Reputation: 81
In a dataframe with a column named source
, made of two different word lists
source words letter_count
1 list1 apple 5
2 list1 pear 4
3 list1 banana 6
4 list2 ford 4
5 list2 chevy 5
6 list2 apple 5
7 list2 banana 6
I'm trying to return a new dataframe that shows the duplicate words in list1 and list2
words letter_count
1 apple 5
2 banana 6
I'm using python and pandas
Upvotes: 0
Views: 84
Reputation: 8768
Here is a way to find if the same word exists in both lists in the source column.
df.loc[df['words'].isin(set.intersection(*df.groupby('source')['words'].agg(set))),['words','letter_count']].drop_duplicates('words',keep='last')
or:
l = ['words','letter_count']
m1 = df.duplicated(['words','letter_count'])
m2 = df.groupby('words')['source'].transform('nunique').eq(df['source'].nunique())
df.loc[m1 & m2,l]
Output:
words letter_count
6 apple 5
7 banana 6
Upvotes: 0
Reputation:
I think you're looking for pandas.Series.duplicated()

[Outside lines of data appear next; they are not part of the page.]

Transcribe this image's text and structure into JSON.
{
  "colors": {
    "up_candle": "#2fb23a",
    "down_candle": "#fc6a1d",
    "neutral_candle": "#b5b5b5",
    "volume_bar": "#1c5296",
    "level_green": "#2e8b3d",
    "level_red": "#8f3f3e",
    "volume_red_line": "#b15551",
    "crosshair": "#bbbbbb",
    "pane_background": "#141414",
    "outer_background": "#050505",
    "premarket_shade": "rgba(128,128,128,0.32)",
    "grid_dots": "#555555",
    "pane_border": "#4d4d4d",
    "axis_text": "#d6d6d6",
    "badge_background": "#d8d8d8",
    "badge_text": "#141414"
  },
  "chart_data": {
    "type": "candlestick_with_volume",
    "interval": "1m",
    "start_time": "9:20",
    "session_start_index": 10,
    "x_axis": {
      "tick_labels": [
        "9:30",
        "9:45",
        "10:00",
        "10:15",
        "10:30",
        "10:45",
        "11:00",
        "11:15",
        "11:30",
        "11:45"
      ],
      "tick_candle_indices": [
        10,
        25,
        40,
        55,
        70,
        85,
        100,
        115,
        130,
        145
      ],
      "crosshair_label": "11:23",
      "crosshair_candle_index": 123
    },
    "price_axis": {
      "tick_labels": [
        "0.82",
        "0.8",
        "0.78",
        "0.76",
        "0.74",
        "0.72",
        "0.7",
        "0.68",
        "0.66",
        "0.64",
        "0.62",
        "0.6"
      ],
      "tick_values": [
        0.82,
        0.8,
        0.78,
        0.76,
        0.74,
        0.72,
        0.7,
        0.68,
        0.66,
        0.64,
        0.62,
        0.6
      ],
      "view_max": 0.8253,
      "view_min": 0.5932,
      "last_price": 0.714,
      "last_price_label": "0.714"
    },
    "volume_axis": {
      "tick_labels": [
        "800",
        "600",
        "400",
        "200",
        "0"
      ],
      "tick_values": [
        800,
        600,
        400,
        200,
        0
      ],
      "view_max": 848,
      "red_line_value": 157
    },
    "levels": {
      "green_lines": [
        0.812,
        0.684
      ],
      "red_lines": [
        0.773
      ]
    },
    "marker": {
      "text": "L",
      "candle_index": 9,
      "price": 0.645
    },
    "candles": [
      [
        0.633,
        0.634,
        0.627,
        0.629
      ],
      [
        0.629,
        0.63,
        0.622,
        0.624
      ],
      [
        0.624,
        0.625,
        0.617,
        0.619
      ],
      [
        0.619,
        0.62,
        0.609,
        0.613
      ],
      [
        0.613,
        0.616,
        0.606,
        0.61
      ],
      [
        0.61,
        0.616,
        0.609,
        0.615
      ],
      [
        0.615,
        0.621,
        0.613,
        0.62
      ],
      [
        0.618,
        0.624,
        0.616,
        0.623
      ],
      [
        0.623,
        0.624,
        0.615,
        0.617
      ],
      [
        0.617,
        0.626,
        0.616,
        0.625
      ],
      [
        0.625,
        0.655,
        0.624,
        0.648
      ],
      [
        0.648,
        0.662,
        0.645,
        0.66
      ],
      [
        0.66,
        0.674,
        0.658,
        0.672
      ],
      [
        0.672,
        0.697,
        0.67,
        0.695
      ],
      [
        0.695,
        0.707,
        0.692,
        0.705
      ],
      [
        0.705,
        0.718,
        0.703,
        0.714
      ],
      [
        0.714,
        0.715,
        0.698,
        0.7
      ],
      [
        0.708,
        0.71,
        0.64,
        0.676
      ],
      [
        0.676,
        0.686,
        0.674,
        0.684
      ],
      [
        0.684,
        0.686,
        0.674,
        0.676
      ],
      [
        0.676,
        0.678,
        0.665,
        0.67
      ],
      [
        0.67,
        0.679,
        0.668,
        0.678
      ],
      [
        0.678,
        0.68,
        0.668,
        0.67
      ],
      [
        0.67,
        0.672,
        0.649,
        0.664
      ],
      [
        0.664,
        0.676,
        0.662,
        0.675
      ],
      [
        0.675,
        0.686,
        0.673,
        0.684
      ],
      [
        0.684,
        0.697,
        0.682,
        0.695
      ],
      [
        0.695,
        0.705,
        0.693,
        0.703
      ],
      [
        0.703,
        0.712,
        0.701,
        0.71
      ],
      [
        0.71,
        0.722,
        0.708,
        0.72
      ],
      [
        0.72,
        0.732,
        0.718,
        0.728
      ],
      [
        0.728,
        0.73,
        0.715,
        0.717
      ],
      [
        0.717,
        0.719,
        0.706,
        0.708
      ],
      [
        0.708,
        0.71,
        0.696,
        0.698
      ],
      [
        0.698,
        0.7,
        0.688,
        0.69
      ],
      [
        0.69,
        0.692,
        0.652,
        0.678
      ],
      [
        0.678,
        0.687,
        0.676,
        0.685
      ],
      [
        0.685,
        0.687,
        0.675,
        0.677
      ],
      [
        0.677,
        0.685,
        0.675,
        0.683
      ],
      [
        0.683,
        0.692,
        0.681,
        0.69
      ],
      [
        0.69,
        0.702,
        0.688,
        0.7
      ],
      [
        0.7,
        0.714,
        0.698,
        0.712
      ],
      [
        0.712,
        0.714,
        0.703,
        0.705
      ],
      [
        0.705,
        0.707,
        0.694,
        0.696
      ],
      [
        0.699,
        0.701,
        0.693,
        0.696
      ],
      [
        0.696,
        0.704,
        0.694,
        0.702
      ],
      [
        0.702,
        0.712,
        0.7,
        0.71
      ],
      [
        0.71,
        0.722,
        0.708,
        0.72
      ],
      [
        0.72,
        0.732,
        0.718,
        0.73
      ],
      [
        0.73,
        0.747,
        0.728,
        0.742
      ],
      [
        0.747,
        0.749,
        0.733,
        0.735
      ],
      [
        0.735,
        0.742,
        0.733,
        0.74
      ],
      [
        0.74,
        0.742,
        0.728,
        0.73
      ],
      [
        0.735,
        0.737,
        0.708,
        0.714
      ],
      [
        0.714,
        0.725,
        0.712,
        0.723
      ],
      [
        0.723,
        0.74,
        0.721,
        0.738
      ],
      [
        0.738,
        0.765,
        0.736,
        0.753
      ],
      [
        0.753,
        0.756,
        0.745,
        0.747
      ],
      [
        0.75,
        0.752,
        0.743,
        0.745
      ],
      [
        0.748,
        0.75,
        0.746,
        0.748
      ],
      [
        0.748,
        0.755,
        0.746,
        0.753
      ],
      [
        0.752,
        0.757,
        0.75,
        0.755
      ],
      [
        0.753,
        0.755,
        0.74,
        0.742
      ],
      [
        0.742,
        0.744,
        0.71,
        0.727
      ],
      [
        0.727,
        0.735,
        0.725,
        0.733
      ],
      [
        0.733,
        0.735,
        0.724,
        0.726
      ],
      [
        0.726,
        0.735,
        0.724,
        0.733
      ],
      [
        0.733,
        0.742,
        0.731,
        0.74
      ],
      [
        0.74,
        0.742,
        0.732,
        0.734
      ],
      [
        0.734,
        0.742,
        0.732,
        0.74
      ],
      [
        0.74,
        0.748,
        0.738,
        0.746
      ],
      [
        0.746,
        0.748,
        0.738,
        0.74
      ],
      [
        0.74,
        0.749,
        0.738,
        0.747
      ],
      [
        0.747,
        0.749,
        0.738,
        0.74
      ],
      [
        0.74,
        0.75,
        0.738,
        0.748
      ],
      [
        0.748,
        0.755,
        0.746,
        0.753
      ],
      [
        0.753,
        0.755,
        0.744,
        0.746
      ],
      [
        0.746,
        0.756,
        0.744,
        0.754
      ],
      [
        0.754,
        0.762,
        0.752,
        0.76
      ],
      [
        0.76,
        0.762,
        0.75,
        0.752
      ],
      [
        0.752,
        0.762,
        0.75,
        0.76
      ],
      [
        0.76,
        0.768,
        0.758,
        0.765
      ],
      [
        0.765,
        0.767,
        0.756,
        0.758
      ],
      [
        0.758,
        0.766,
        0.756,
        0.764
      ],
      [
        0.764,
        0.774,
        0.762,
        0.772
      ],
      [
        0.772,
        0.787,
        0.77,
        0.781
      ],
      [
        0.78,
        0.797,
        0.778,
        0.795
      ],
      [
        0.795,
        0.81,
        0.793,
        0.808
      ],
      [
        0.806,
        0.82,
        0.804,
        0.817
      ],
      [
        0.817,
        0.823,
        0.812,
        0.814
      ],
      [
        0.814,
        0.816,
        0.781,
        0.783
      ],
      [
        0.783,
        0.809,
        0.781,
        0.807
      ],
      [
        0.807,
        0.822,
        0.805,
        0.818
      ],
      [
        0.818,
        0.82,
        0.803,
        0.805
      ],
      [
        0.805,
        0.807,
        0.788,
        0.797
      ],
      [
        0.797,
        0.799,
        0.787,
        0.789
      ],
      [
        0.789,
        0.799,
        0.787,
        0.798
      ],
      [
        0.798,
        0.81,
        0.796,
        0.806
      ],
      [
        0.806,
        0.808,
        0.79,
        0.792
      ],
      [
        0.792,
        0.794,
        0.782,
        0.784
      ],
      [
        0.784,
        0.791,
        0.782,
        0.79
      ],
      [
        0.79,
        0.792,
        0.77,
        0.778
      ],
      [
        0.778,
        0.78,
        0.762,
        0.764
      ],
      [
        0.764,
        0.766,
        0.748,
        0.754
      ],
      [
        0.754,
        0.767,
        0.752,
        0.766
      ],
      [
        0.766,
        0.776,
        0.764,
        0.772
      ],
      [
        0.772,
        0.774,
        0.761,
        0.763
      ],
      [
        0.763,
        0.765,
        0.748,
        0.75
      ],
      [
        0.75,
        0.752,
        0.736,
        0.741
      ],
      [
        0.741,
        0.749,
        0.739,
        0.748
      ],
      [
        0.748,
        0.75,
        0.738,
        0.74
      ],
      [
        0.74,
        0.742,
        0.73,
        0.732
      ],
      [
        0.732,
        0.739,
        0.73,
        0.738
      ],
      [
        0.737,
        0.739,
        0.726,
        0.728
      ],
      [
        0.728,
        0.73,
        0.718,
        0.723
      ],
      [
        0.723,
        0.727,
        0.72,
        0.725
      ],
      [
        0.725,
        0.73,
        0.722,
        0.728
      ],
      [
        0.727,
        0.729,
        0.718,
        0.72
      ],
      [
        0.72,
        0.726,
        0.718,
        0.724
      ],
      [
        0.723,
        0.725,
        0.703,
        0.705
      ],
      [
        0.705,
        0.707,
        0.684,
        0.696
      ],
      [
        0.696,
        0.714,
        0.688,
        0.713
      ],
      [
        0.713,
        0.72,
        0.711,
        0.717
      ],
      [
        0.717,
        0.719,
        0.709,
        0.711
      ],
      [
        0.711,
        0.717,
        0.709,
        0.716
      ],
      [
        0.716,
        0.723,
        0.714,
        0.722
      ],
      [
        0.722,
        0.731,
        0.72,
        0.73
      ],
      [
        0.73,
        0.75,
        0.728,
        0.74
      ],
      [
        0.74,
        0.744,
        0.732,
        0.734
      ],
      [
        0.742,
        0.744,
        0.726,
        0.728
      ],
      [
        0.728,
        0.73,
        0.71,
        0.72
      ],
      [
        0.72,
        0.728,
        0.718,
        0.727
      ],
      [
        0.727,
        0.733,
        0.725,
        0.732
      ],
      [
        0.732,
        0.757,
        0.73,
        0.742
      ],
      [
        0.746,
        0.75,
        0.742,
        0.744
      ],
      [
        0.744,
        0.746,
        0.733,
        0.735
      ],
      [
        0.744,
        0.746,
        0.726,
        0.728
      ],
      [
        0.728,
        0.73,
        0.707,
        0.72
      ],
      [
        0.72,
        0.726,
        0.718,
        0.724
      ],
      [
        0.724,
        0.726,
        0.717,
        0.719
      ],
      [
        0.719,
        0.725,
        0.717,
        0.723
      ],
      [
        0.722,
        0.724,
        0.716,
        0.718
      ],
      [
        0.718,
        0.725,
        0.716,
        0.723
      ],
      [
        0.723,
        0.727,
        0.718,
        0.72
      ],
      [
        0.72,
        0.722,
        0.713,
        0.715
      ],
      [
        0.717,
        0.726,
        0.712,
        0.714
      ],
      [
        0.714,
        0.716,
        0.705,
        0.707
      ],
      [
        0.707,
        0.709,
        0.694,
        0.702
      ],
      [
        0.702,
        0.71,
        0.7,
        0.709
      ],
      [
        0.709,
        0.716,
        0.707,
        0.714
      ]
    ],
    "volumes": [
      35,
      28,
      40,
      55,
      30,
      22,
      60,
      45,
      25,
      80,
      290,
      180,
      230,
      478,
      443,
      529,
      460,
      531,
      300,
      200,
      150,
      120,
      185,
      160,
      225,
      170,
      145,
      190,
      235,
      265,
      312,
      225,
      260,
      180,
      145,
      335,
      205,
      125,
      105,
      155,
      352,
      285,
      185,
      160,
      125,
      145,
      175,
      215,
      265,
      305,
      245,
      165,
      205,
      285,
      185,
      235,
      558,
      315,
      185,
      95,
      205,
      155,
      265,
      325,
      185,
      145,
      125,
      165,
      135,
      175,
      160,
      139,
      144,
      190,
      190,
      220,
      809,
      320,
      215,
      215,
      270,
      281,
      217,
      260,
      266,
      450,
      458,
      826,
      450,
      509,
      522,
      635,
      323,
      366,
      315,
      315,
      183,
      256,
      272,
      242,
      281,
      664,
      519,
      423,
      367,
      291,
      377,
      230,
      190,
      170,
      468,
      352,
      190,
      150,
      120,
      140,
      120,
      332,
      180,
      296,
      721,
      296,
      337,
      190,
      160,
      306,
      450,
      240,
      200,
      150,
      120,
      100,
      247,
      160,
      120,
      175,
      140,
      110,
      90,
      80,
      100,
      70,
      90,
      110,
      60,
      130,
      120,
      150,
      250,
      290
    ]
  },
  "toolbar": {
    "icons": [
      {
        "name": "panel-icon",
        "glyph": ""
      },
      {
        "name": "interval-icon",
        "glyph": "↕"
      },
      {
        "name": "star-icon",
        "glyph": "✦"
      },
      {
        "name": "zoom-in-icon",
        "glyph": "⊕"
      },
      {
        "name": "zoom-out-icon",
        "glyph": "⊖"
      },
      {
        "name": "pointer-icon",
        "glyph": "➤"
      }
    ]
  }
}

. It returns a mask (a series containing True/False values corresponding to values that match a condition) where values that occur more than once in the series are True, and those that occur only are False. Then, you can index the dataframe with that mask:
new_df = df[df['words'].duplicated()].drop('source', axis=1)
Output:
>>> new_df
words letter_count
6 banana 6
7 apple 5
Upvotes: 1